I strongly suggest that you explore the Dr. Sears LEAN site - it has really good nutritional info:
This may help you become aware of ways that your diet may have been contributing to your son's problems, and may help you see some places to start making changes.
I think you need to begin by purging the junk out of the house, and stop buying anything that's full of sugar and artificial ingredients (generally, any processed foods). Go as natural as you can - if it grew that way, it's ok to buy. If it's manufactured with ingredients you can't pronounce, leave it at the store. Packaged foods are almost always full of sugars, fats, salt, refined flours and preservatives. Better to find fresh, natural foods that offer nutrition instead.
Don't buy soda or koolaid or any other sugar drink, period. Buy milk and that's it. If you really want other drinks in the house, maybe make fresh iced tea or get juice that is 100% juice (preferably not apple because that's essentially nothing but sugar). Stick with milk or water.
My rule is (pretty much) one-a-day. One treat: if it's a soda, that's it, or if it's ice cream or cookies or what have you - but those have to be considered 'extras'. My kids generally can have a soda about once a week or less. If you are buying boxed cereal, you may have to switch to healthier kinds. Or switch to natural oatmeal and cook it from scratch, and add your own cinnamon, brown sugar, etc.
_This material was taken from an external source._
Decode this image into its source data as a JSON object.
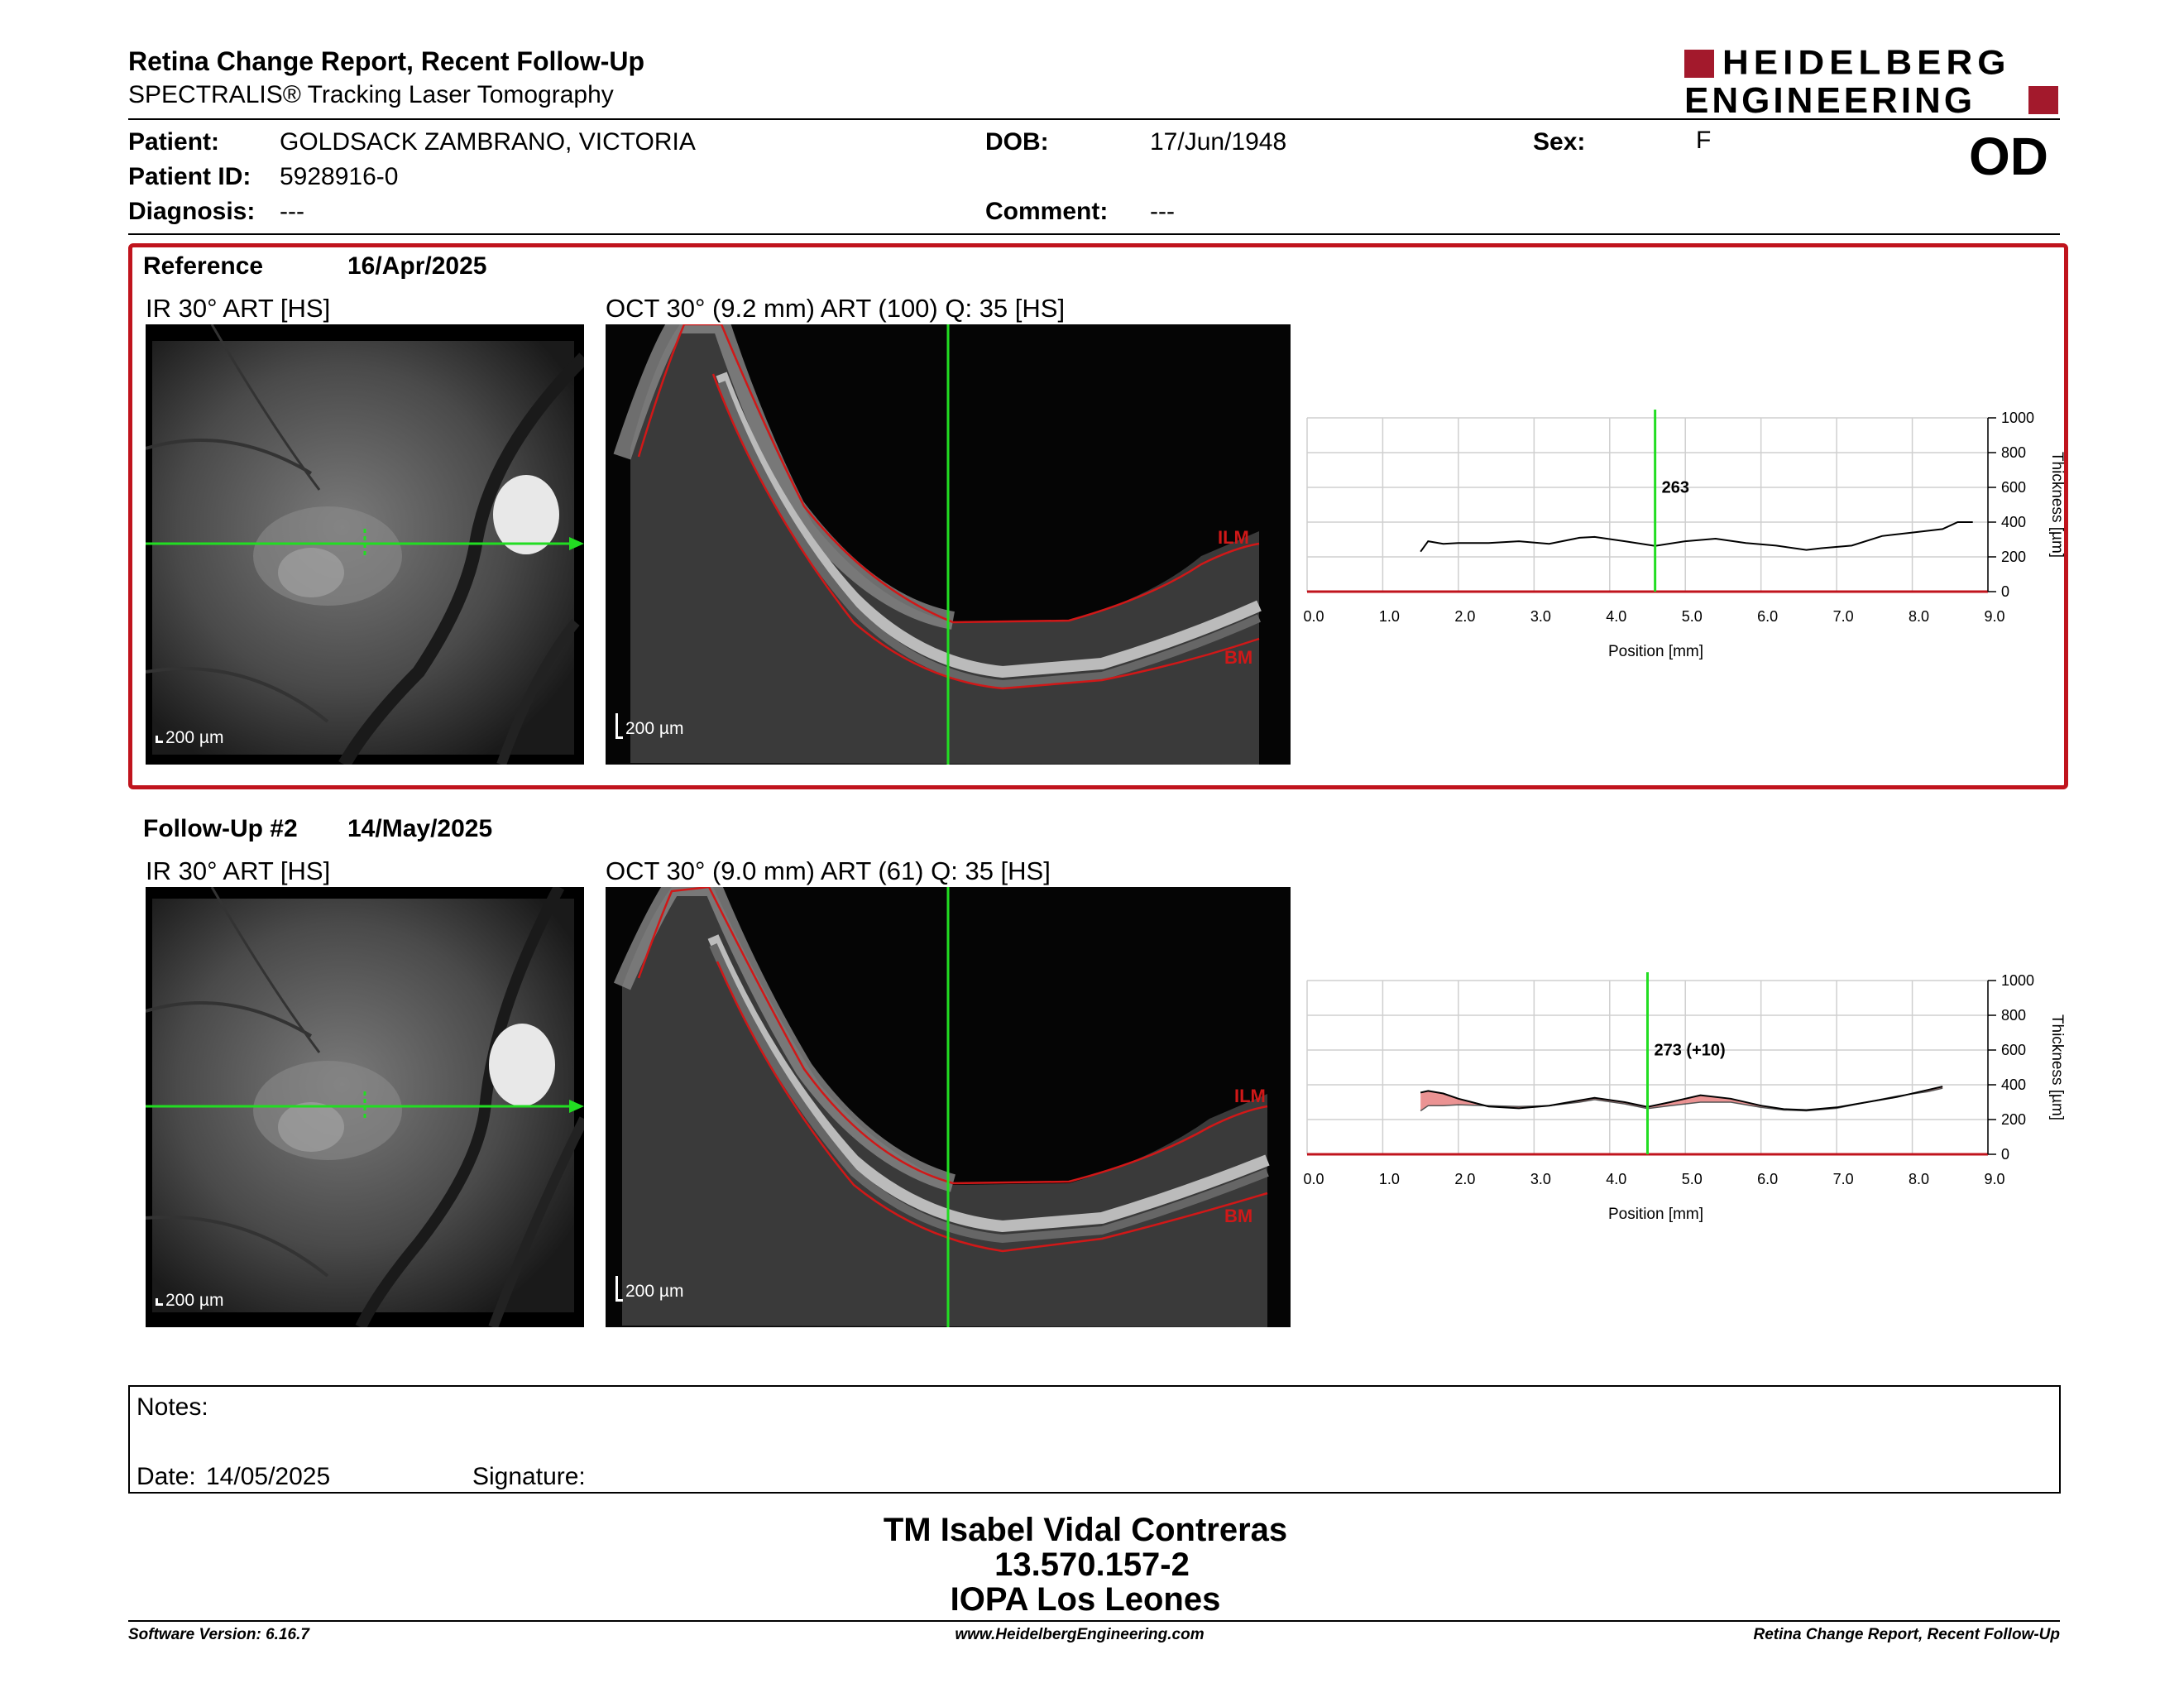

It sounds like you are going to sort of have to start from scratch. For lunches I would think you could make healthy sandwiches and offer some fruit, salads, maybe trail mix... I know these are out of your son's repertoire now, but he is going to have to change some habits. Just don't buy chips, doritos, gatorade, and other packaged dessert items. For snacks, sometimes I'll make oatmeal cookies with chocolate chips. Yes there's chocolate in them, which the kids like of course, but the oatmeal is healthy, and I can substitute whole wheat flour and reduce the sugar in the recipe without them knowing.
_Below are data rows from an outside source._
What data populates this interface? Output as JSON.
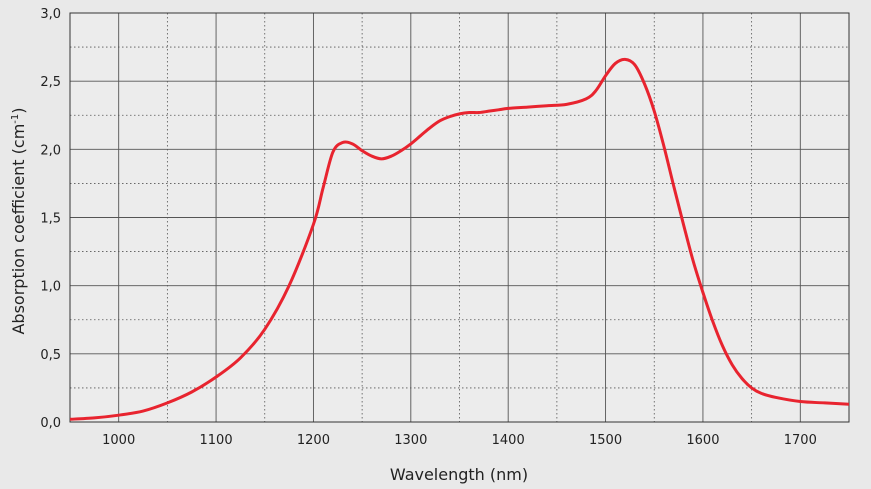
{
  "chart_data": {
    "type": "line",
    "title": "",
    "xlabel": "Wavelength (nm)",
    "ylabel_main": "Absorption coefficient (cm",
    "ylabel_sup": "-1",
    "ylabel_close": ")",
    "xlim": [
      950,
      1750
    ],
    "ylim": [
      0,
      3.0
    ],
    "x_ticks": [
      1000,
      1100,
      1200,
      1300,
      1400,
      1500,
      1600,
      1700
    ],
    "x_tick_labels": [
      "1000",
      "1100",
      "1200",
      "1300",
      "1400",
      "1500",
      "1600",
      "1700"
    ],
    "y_ticks": [
      0,
      0.5,
      1.0,
      1.5,
      2.0,
      2.5,
      3.0
    ],
    "y_tick_labels": [
      "0,0",
      "0,5",
      "1,0",
      "1,5",
      "2,0",
      "2,5",
      "3,0"
    ],
    "x_minor_grid_step": 50,
    "y_minor_grid_step": 0.25,
    "grid": true,
    "series": [
      {
        "color": "#e8242f",
        "x": [
          950,
          975,
          1000,
          1025,
          1050,
          1075,
          1100,
          1125,
          1150,
          1175,
          1200,
          1210,
          1220,
          1230,
          1240,
          1250,
          1260,
          1270,
          1280,
          1290,
          1300,
          1310,
          1320,
          1330,
          1340,
          1350,
          1360,
          1370,
          1380,
          1390,
          1400,
          1420,
          1440,
          1460,
          1480,
          1490,
          1500,
          1510,
          1520,
          1530,
          1540,
          1550,
          1560,
          1570,
          1580,
          1590,
          1600,
          1610,
          1620,
          1630,
          1640,
          1650,
          1660,
          1675,
          1700,
          1725,
          1750
        ],
        "y": [
          0.02,
          0.03,
          0.05,
          0.08,
          0.14,
          0.22,
          0.33,
          0.47,
          0.68,
          1.0,
          1.45,
          1.72,
          1.98,
          2.05,
          2.04,
          1.99,
          1.95,
          1.93,
          1.95,
          1.99,
          2.04,
          2.1,
          2.16,
          2.21,
          2.24,
          2.26,
          2.27,
          2.27,
          2.28,
          2.29,
          2.3,
          2.31,
          2.32,
          2.33,
          2.37,
          2.43,
          2.54,
          2.63,
          2.66,
          2.62,
          2.48,
          2.28,
          2.02,
          1.73,
          1.45,
          1.18,
          0.95,
          0.74,
          0.56,
          0.42,
          0.32,
          0.25,
          0.21,
          0.18,
          0.15,
          0.14,
          0.13
        ]
      }
    ]
  }
}
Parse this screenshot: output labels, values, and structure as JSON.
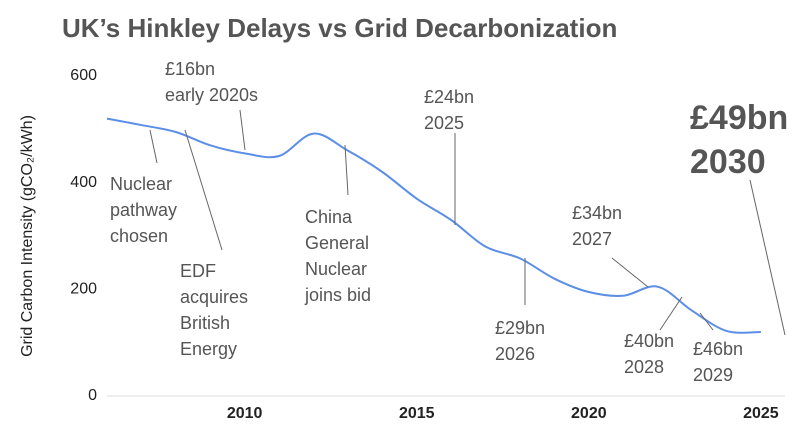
{
  "chart_data": {
    "type": "line",
    "title": "UK’s Hinkley Delays vs Grid Decarbonization",
    "y_label": "Grid Carbon Intensity (gCO₂/kWh)",
    "x": [
      2006,
      2007,
      2008,
      2009,
      2010,
      2011,
      2012,
      2013,
      2014,
      2015,
      2016,
      2017,
      2018,
      2019,
      2020,
      2021,
      2022,
      2023,
      2024,
      2025
    ],
    "series": [
      {
        "name": "Grid Carbon Intensity",
        "color": "#5b8ee6",
        "values": [
          520,
          508,
          495,
          470,
          455,
          450,
          492,
          460,
          420,
          370,
          330,
          280,
          258,
          220,
          195,
          188,
          205,
          160,
          122,
          120
        ]
      }
    ],
    "xlim": [
      2006,
      2025.7
    ],
    "xticks": [
      2010,
      2015,
      2020,
      2025
    ],
    "ylim": [
      0,
      600
    ],
    "yticks": [
      0,
      200,
      400,
      600
    ],
    "annotations": [
      {
        "lines": [
          "Nuclear",
          "pathway",
          "chosen"
        ]
      },
      {
        "lines": [
          "EDF",
          "acquires",
          "British",
          "Energy"
        ]
      },
      {
        "lines": [
          "£16bn",
          "early 2020s"
        ]
      },
      {
        "lines": [
          "China",
          "General",
          "Nuclear",
          "joins bid"
        ]
      },
      {
        "lines": [
          "£24bn",
          "2025"
        ]
      },
      {
        "lines": [
          "£29bn",
          "2026"
        ]
      },
      {
        "lines": [
          "£34bn",
          "2027"
        ]
      },
      {
        "lines": [
          "£40bn",
          "2028"
        ]
      },
      {
        "lines": [
          "£46bn",
          "2029"
        ]
      },
      {
        "lines": [
          "£49bn",
          "2030"
        ]
      }
    ]
  }
}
I don't know what you typically make for dinners, but I would think in terms of a meat or protein component like grilled chicken, fish, etc, plus a vegetable (could be cooked veggies or salad or even cut up raw veggies arranged on a plate... you may be surprised - when offered in different arrangements, kids will try them because they look good); and then a carb. You'll need to be careful with this. Potatoes, rice, pasta are the usual standby's in our country, but there are so many other, healthier grains available.
Will your family eat meat loaf? chicken? fish? BBQ? pasta salad or other salads?
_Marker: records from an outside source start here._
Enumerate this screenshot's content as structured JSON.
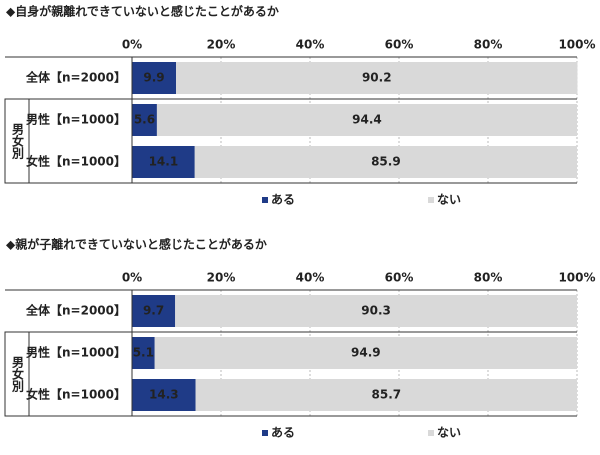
{
  "chart_data": [
    {
      "type": "stacked-bar-horizontal",
      "title": "◆自身が親離れできていないと感じたことがあるか",
      "categories": [
        "全体【n=2000】",
        "男性【n=1000】",
        "女性【n=1000】"
      ],
      "group_label": "男女別",
      "series": [
        {
          "name": "ある",
          "color": "#1f3b87",
          "values": [
            9.9,
            5.6,
            14.1
          ]
        },
        {
          "name": "ない",
          "color": "#d9d9d9",
          "values": [
            90.2,
            94.4,
            85.9
          ]
        }
      ],
      "xlim": [
        0,
        100
      ],
      "xticks": [
        {
          "value": 0,
          "label": "0%"
        },
        {
          "value": 20,
          "label": "20%"
        },
        {
          "value": 40,
          "label": "40%"
        },
        {
          "value": 60,
          "label": "60%"
        },
        {
          "value": 80,
          "label": "80%"
        },
        {
          "value": 100,
          "label": "100%"
        }
      ],
      "grid": true
    },
    {
      "type": "stacked-bar-horizontal",
      "title": "◆親が子離れできていないと感じたことがあるか",
      "categories": [
        "全体【n=2000】",
        "男性【n=1000】",
        "女性【n=1000】"
      ],
      "group_label": "男女別",
      "series": [
        {
          "name": "ある",
          "color": "#1f3b87",
          "values": [
            9.7,
            5.1,
            14.3
          ]
        },
        {
          "name": "ない",
          "color": "#d9d9d9",
          "values": [
            90.3,
            94.9,
            85.7
          ]
        }
      ],
      "xlim": [
        0,
        100
      ],
      "xticks": [
        {
          "value": 0,
          "label": "0%"
        },
        {
          "value": 20,
          "label": "20%"
        },
        {
          "value": 40,
          "label": "40%"
        },
        {
          "value": 60,
          "label": "60%"
        },
        {
          "value": 80,
          "label": "80%"
        },
        {
          "value": 100,
          "label": "100%"
        }
      ],
      "grid": true
    }
  ]
}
A lot of times while I'm cooking, I will cut up raw peppers (red or yellow), cucumbers, or other veggies. When my daughters wander in trying to snack before dinner, I hand them that bowl - they will munch away, and that way they're getting something healthy. Sometimes my little one comes home hungry and I'll give her trail mix - same thing. It's something healthy so that if she's full and won't eat dinner later, at least I know she got something good in her.
Back to the carbs, whole grains have a lower glycemic index than our common processed ones, and will be better for your son if diabetes is an issue. These can be found at a health food store and generally cook up like rice, with different cooking times. We sometimes cook quinoa, millet, cous cous, amaranth, and others.
Another option is polenta, which is basically yellow cornmeal. There's no need to spend $3-4 on premade rolls you see in the store - just buy some coarse yellow cornmeal. To make that, the proportion is roughly 1 cup polenta to 4 cups water, stirred really carefully so you don't get lumps... If you cook up a batch to the consistency of thick oatmeal, and let it cool off in the fridge (overnight is ideal) - then you can slice it up and use it in meals that way. I actually cook up slices of it in a little bit of butter, and when both sides are brown, put a little salt on it and it's great.
I can send some specific recipes if you would like. We do a lot of vegetarian meals here. Good luck, and let me know if you would like some recipes.